Some of the additional data management planning resources include: a primer for best practices, a database for best practices in data management, educational modules and tutorials, webinars, and an investigator toolkit.
These have been used or adapted for use under Creative Commons license by organizations and institutions that seek to educate other communities about data and research management.

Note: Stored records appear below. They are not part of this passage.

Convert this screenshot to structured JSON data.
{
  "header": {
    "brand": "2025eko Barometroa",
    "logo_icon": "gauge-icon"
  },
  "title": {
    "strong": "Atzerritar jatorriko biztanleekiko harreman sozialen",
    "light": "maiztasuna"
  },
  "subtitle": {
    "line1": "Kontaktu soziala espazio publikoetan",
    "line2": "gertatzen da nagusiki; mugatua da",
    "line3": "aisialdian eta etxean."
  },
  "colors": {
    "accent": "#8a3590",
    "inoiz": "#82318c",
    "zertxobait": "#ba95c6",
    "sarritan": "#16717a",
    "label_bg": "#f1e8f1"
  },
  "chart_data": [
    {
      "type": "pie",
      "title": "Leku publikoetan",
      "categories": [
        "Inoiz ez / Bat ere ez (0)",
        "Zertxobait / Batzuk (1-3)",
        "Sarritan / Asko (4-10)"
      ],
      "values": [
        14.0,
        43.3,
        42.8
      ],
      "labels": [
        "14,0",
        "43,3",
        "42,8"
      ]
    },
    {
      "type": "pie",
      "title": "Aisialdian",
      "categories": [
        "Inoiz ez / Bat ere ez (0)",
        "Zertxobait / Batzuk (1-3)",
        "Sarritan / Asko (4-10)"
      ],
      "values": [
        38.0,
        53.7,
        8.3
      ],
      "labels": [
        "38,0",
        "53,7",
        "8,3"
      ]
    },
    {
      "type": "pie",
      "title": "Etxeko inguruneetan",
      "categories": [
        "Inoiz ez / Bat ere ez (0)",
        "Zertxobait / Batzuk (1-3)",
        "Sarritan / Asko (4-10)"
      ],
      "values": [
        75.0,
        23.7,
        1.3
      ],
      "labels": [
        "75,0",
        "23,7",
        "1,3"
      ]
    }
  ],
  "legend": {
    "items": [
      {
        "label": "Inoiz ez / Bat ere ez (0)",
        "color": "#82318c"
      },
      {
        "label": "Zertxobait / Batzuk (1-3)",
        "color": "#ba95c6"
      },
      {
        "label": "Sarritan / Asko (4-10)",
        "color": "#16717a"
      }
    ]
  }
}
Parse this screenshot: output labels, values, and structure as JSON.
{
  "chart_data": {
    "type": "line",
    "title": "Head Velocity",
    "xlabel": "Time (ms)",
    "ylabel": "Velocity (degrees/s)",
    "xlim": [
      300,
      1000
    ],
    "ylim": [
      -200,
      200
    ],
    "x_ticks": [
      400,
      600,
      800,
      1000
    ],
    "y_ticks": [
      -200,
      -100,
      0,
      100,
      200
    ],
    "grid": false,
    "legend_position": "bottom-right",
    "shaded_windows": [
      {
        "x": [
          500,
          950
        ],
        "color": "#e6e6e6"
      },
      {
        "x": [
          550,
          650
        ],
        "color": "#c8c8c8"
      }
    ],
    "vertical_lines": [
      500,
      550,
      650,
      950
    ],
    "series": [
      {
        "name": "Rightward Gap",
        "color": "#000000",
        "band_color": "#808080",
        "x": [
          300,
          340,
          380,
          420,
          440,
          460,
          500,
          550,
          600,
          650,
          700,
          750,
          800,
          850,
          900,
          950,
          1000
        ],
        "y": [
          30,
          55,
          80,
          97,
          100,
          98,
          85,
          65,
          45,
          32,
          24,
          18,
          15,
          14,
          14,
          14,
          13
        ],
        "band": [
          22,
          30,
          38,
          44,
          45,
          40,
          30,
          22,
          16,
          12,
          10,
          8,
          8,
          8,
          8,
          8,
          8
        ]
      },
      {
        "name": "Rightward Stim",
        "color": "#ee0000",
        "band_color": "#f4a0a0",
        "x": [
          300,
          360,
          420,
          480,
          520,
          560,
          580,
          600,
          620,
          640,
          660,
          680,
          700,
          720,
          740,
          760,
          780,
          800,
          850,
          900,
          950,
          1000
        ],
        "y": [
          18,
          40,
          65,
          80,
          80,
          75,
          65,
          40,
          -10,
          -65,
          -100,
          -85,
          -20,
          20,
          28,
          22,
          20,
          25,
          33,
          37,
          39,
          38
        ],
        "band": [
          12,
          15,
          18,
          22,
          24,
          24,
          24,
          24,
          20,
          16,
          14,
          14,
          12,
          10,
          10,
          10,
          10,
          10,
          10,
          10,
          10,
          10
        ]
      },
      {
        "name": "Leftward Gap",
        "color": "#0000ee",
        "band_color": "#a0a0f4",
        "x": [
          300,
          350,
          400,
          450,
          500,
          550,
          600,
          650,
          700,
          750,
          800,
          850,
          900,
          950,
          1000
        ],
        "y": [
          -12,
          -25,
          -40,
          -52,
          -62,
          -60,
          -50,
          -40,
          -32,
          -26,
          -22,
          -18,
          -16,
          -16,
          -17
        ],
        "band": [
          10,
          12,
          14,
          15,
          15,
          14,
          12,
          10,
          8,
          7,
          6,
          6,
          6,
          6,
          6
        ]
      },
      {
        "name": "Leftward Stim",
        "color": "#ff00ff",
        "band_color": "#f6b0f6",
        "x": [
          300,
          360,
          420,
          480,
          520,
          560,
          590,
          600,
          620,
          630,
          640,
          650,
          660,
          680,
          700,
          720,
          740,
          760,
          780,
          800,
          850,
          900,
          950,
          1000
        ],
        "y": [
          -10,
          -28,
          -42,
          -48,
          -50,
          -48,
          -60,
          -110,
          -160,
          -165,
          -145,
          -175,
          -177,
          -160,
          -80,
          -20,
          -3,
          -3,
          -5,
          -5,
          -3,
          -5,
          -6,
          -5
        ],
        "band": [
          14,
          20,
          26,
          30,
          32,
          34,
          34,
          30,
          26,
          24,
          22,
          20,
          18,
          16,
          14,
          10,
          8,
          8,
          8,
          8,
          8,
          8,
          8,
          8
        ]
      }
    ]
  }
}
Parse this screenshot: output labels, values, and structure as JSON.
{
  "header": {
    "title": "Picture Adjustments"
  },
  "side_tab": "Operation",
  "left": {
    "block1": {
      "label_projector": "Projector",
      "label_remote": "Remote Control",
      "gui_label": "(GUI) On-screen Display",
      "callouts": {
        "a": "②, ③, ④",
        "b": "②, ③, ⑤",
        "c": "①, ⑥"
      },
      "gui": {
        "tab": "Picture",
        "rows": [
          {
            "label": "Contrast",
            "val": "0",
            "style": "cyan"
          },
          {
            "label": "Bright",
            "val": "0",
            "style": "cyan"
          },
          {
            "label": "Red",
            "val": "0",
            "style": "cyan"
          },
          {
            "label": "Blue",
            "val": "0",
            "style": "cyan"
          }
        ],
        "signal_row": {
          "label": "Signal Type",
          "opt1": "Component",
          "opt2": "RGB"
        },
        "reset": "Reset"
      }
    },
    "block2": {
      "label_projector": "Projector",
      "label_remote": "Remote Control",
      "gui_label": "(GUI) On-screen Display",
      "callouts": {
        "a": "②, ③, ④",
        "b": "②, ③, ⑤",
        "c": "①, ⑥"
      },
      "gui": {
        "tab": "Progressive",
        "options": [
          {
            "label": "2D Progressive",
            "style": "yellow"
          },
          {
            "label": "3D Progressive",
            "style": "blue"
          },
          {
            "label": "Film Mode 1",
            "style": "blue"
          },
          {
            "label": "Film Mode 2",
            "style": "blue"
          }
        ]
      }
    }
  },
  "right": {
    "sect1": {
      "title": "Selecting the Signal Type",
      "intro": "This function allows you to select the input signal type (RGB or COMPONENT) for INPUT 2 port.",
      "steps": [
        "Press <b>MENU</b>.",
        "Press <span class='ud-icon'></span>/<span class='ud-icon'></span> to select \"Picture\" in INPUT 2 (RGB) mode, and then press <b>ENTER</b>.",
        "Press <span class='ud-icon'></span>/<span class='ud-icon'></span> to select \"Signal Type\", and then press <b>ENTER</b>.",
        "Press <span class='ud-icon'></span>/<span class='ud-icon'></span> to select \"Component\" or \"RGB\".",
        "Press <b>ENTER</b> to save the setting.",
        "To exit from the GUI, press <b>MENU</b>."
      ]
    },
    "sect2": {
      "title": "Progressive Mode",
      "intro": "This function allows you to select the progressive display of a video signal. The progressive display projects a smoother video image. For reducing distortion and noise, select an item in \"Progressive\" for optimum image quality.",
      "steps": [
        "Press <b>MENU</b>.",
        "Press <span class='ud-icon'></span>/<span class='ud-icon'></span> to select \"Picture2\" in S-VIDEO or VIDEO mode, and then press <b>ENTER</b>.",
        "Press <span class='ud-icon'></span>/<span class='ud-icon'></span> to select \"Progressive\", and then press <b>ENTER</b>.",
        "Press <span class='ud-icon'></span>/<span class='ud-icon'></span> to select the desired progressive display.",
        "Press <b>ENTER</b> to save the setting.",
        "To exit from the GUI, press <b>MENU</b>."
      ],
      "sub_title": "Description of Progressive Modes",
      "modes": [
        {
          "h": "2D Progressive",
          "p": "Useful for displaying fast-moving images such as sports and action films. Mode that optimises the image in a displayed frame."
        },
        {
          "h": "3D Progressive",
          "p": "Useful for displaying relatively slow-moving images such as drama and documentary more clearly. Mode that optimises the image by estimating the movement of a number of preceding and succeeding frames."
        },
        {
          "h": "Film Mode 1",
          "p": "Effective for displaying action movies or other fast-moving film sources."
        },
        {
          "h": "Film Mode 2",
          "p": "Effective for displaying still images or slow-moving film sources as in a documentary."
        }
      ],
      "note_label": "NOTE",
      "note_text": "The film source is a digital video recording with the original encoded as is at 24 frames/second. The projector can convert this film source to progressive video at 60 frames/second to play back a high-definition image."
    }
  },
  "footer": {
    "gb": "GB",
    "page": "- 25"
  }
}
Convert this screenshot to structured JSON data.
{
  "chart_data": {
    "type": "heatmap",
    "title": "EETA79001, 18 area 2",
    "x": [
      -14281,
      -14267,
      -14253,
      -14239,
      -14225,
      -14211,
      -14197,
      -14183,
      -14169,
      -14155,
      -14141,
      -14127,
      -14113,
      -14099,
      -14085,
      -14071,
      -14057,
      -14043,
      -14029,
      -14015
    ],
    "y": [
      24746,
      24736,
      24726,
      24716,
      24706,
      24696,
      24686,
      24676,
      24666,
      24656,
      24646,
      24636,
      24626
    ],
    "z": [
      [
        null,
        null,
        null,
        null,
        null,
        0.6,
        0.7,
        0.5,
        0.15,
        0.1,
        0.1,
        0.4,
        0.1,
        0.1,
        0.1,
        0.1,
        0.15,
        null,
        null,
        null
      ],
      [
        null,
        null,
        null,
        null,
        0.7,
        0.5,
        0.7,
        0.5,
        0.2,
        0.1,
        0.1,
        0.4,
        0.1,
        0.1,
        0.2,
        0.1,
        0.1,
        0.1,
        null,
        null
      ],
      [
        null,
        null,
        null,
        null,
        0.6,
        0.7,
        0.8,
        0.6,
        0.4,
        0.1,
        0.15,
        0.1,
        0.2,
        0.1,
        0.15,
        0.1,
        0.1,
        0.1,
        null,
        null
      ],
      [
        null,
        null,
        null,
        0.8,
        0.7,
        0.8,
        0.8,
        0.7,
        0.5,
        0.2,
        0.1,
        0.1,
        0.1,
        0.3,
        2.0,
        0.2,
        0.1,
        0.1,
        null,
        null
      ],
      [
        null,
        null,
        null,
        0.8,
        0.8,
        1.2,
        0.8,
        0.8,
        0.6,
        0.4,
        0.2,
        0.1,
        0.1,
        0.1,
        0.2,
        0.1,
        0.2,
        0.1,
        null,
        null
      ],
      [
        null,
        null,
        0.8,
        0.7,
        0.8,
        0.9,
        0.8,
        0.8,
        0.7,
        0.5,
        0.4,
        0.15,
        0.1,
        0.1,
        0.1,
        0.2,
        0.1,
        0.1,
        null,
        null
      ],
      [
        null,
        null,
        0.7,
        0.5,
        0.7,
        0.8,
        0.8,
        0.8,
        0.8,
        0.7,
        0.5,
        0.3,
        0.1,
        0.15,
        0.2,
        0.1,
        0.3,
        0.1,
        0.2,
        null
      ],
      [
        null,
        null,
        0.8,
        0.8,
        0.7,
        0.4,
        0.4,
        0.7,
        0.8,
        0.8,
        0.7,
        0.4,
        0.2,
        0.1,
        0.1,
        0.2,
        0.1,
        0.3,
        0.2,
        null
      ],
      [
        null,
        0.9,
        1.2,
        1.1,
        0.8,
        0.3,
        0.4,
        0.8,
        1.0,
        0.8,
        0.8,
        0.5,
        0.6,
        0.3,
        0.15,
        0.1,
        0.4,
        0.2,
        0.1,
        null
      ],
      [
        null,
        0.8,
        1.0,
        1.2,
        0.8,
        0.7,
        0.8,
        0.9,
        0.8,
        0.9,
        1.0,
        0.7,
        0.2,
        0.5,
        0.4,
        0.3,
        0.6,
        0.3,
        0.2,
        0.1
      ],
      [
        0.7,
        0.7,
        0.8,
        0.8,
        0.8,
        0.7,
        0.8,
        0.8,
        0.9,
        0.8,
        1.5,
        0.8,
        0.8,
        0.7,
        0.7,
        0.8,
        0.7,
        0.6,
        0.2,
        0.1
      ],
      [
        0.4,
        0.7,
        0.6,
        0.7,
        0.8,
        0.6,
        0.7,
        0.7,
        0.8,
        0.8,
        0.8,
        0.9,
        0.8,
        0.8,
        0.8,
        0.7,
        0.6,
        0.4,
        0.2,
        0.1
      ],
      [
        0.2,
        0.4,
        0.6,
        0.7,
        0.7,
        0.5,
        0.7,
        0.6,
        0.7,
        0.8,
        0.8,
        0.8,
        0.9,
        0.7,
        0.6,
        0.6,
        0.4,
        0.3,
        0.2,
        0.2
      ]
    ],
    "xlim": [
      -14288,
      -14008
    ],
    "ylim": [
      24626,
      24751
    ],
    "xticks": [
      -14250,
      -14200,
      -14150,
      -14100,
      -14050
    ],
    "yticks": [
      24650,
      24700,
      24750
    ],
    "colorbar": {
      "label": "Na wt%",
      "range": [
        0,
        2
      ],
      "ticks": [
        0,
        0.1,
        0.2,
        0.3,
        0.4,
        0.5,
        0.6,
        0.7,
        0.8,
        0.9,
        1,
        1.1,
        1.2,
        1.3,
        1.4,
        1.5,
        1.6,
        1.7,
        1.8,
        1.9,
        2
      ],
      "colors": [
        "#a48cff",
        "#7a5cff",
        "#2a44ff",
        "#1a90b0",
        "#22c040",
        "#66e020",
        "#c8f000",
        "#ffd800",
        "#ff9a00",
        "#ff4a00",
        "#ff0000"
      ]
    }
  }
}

Understanding different audiences of users led to the development of possible user personas as models for users such as early-career researchers, science data librarians, citizen scientists or K-12 educators.

==Collaborations==

DataONE collaborates with other institutions to bring together tools that help with data management practices. One of those tools, developed in collaboration with other organizations and hosted by the University of California Digital Curation Center, is the DMPTool for data management planning. The DMP Tool is used by and referenced by many research data management plans and institutions in the US and around the world. Another recent collaboration in this area is the shared construction of a Data Management Training Clearinghouse for Earth sciences, in partnership with USGS and the Community for Data Integration (CDI).

==Community==
The DataONE community includes research networks, professional societies, libraries, academic institutions, data centers, data repositories, environmental observatory networks, educators, scientists, policy makers, administrators, citizen scientists, international organizations, NGOs, ecosystem managers, students, private companies and the public.
DataONE has a users group that meets yearly to provide feedback.